For another home lab, students measure how the viscosity of fluids such as olive oil change with temperature. “Everything we used chemical-wise was something you can buy at a grocery store,” he said.
Kyle Caldwell, who is teaching the surfaces and colloids lab, had the advantage of professor John Berg’s experience teaching the course. Over the years, Berg has developed upwards of 20 different labs to pick from for each course offering. Caldwell started by going through those tried-and-true options, imagining how each could be adapted to kit form: What could be done on the cheap? Almost everyone has a camera of some sort — could he take advantage of that? Instead of organic solvents, could he use water, cooking oil, and table salt?

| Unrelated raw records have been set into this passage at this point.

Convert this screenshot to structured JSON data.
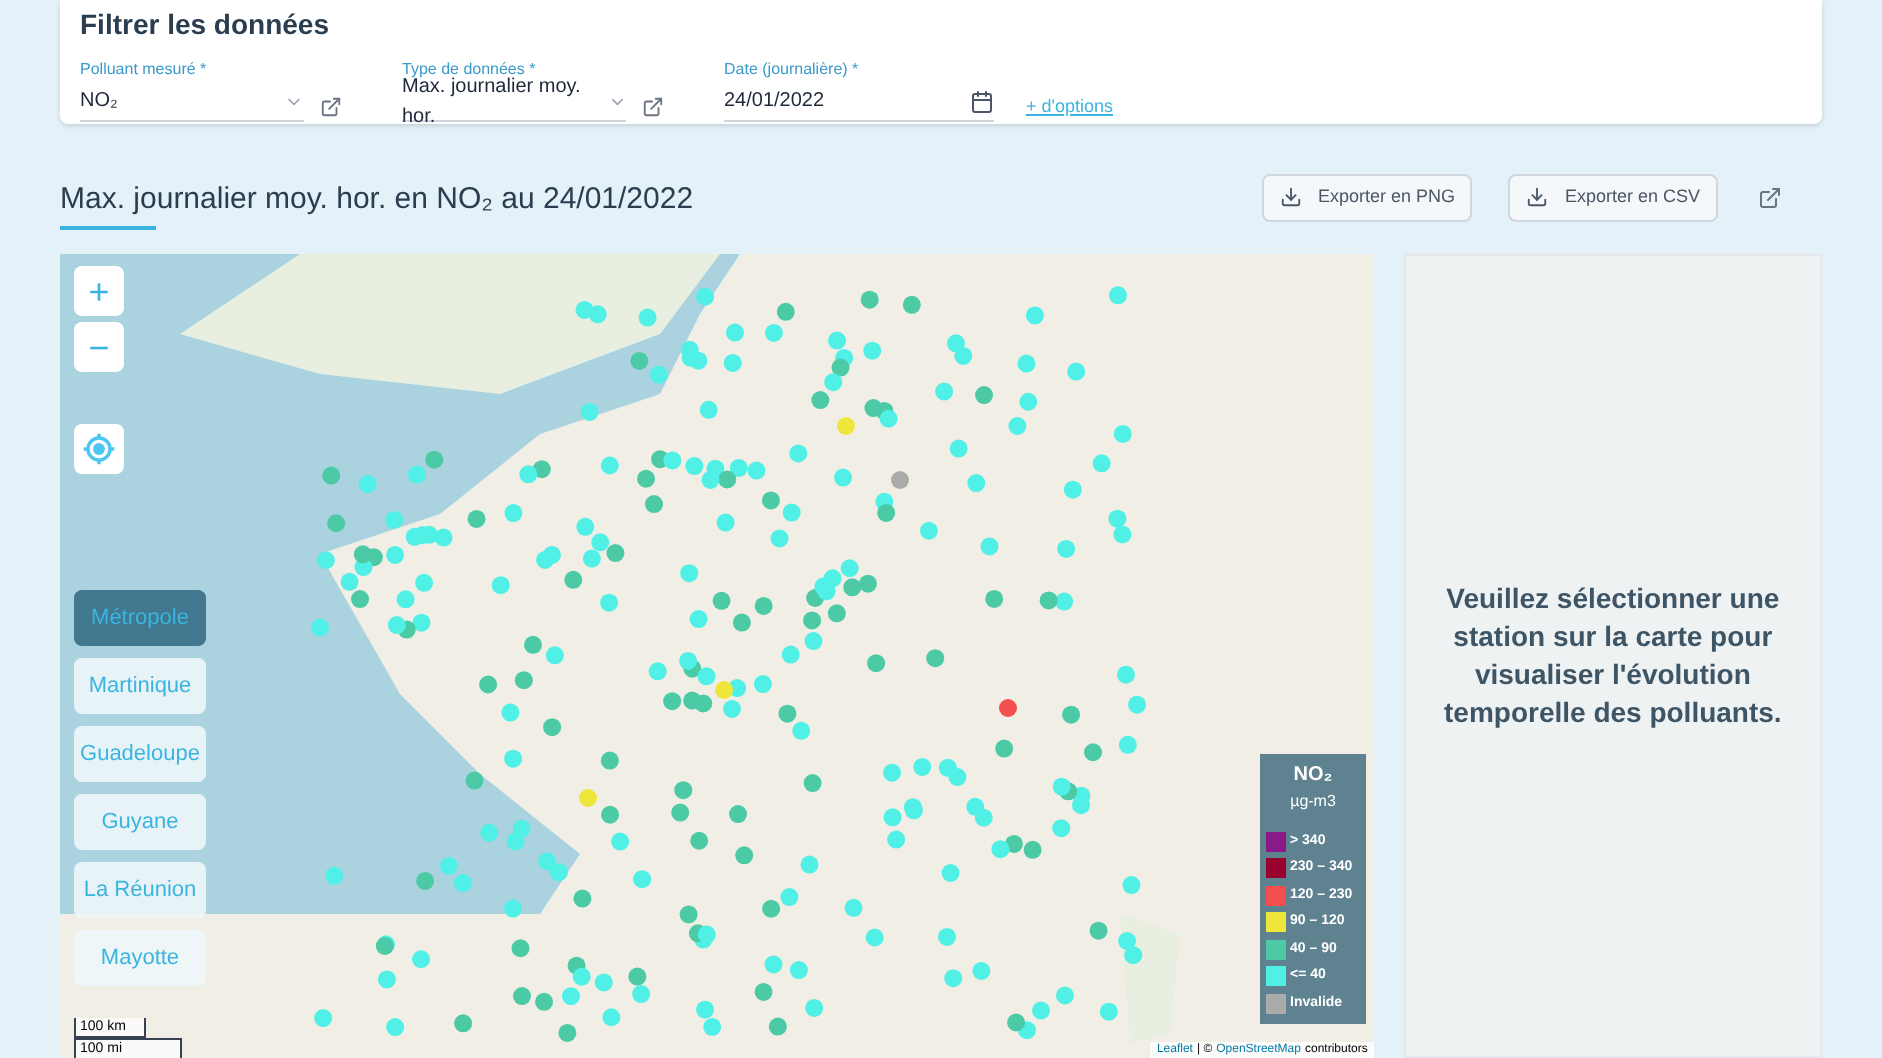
{
  "filter_panel": {
    "title": "Filtrer les données",
    "fields": [
      {
        "kind": "select",
        "label": "Polluant mesuré *",
        "value": "NO₂"
      },
      {
        "kind": "select",
        "label": "Type de données *",
        "value": "Max. journalier moy. hor."
      },
      {
        "kind": "date",
        "label": "Date (journalière) *",
        "value": "24/01/2022"
      }
    ],
    "more_options_link": "+ d'options"
  },
  "map_title": "Max. journalier moy. hor. en NO₂ au 24/01/2022",
  "export_buttons": [
    "Exporter en PNG",
    "Exporter en CSV"
  ],
  "map": {
    "zoom_in": "+",
    "zoom_out": "−",
    "regions": [
      {
        "label": "Métropole",
        "selected": true
      },
      {
        "label": "Martinique",
        "selected": false
      },
      {
        "label": "Guadeloupe",
        "selected": false
      },
      {
        "label": "Guyane",
        "selected": false
      },
      {
        "label": "La Réunion",
        "selected": false
      },
      {
        "label": "Mayotte",
        "selected": false
      }
    ],
    "scale": [
      "100 km",
      "100 mi"
    ],
    "legend": {
      "title": "NO₂",
      "unit": "µg-m3",
      "items": [
        {
          "label": "> 340",
          "color": "#8b1a89"
        },
        {
          "label": "230 – 340",
          "color": "#99002e"
        },
        {
          "label": "120 – 230",
          "color": "#f44f4f"
        },
        {
          "label": "90 – 120",
          "color": "#efe63b"
        },
        {
          "label": "40 – 90",
          "color": "#4ccaa6"
        },
        {
          "label": "<= 40",
          "color": "#50f0e6"
        },
        {
          "label": "Invalide",
          "color": "#aaaaaa"
        }
      ]
    },
    "attribution": {
      "leaflet": "Leaflet",
      "separator": "| ©",
      "osm": "OpenStreetMap",
      "suffix": "contributors"
    }
  },
  "side_panel": {
    "message": "Veuillez sélectionner une station sur la carte pour visualiser l'évolution temporelle des polluants."
  }
}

“Once I put all those constraints on it, it kind of came together,” he said. After some home experimentation of his own, he assembled four lab kits using components mostly bought from Amazon, all for about $60 per student.
Caldwell leveraged the ubiquity of cell phone cameras and incorporated them into three of the labs. After all, he thought, image analysis is becoming more and more routine in the era of big data, and this was a great opportunity for students to bolster those skills.
One of his lab exercises, for example, involves capturing an image of a drop of soapy water and using image processing software to calculate its surface tension. Another has students photographing test tubes of different salt solutions to determine the stability of suspended clay particles, a concept applicable to wastewater treatment.
Lab work inevitably involves some amount of creative problem solving. It is playing out that way with labs at home, sometimes by design and sometimes not. For example, Caldwell intentionally left it to students to find and properly arrange a light source to create good images.
In unit ops, students learned about data quality issues. They discovered their infrared thermometer guns didn’t work well on shiny surfaces, so they sometimes picked up spurious measurements of heat transfer through metal. The workaround: put a piece of tape over the object being measured, or be sure to explain the reason for inconsistencies in the lab report.
The instructors learned, too, from the logistics involved in getting every student up and running. Things like the kits not clearing customs, and some students in Asia, who consequently had to build their own kits, finding that the price of olive oil put them over budget. But both Curtis and Caldwell say such snafus have been few and easy to resolve. (About two-thirds of the students picked up their kits in Benson Hall, and others received theirs in the mail.)
Despite the challenges, the exercise of making labs in kits has expanded the instructors’ thinking about designing future courses. ChemE, as a growing department, is facing more demands on its physical space. Shrinking the footprint of experiments may be a smart strategy for easing some of that crunch. Modular, kit-style labs could be part of in-person courses, but they could use more sophisticated tools (e.g. a heat camera instead of a $20 infrared thermometer) and equipment that’s safe in a lab setting but not necessarily at home (e.g. a Bunsen burner instead of a coffee cup warmer).
Perhaps more importantly, labs at home may just go to show what’s possible with simple, readily available materials. And those low barriers to experimentation could inspire curious engineering students to push themselves further during this time at home.